A potential link might also exist between stathmins and one of the genetic loci (DLAgn_00071270 encoding ROCK2) located in the candidate region of chromosome 17, since STMN and ROCK were shown to interact to control cell migration34. Stathmin mediates neuroblastoma metastasis in a tubulin-independent manner via RhoA/ROCK signaling and enhanced transendothelial migration34. Stathmins were also reported to be essential for neural cell differentiation35. The microtubule destabilizing protein stathmin controls the transition from dividing neuronal precursors to postmitotic neurons during adult hippocampal neurogenesis35. In fact, stathmins are also found in another significantly enriched GO_BP term, “nervous system development” (Supplementary Table S5), further confirming the role of neural cells in the development of jaw deformity. In total, 18 DEGs are included in this GO term. Of these, the most relevant gene is possibly DLAgn_00053460, the putative ortholog of zebrafish Zic2a. ZIC2 is a zinc-finger transcription factor, which is a key player in craniofacial development. In humans it is strongly linked to holoprosencephaly, the most common cranial malformation.

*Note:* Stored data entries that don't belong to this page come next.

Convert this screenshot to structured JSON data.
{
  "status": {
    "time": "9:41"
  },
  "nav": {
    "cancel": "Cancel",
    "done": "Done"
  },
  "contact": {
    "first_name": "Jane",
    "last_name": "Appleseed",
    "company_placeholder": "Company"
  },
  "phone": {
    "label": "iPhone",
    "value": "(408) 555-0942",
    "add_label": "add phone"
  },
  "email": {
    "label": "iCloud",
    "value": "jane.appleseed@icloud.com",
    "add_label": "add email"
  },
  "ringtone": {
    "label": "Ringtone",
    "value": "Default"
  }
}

In zebrafish, it was shown to play a dual role during craniofacial development contributing to two different aspects of craniofacial morphogenesis: i) neural crest induction and migration, and ii) early patterning of tissues adjacent to craniofacial chondrogenic condensations36.

Significant differential expression of a putative Zic2 ortholog in the deformed jaw provides evidence that altered functioning of NCC likely drives MP in seabass.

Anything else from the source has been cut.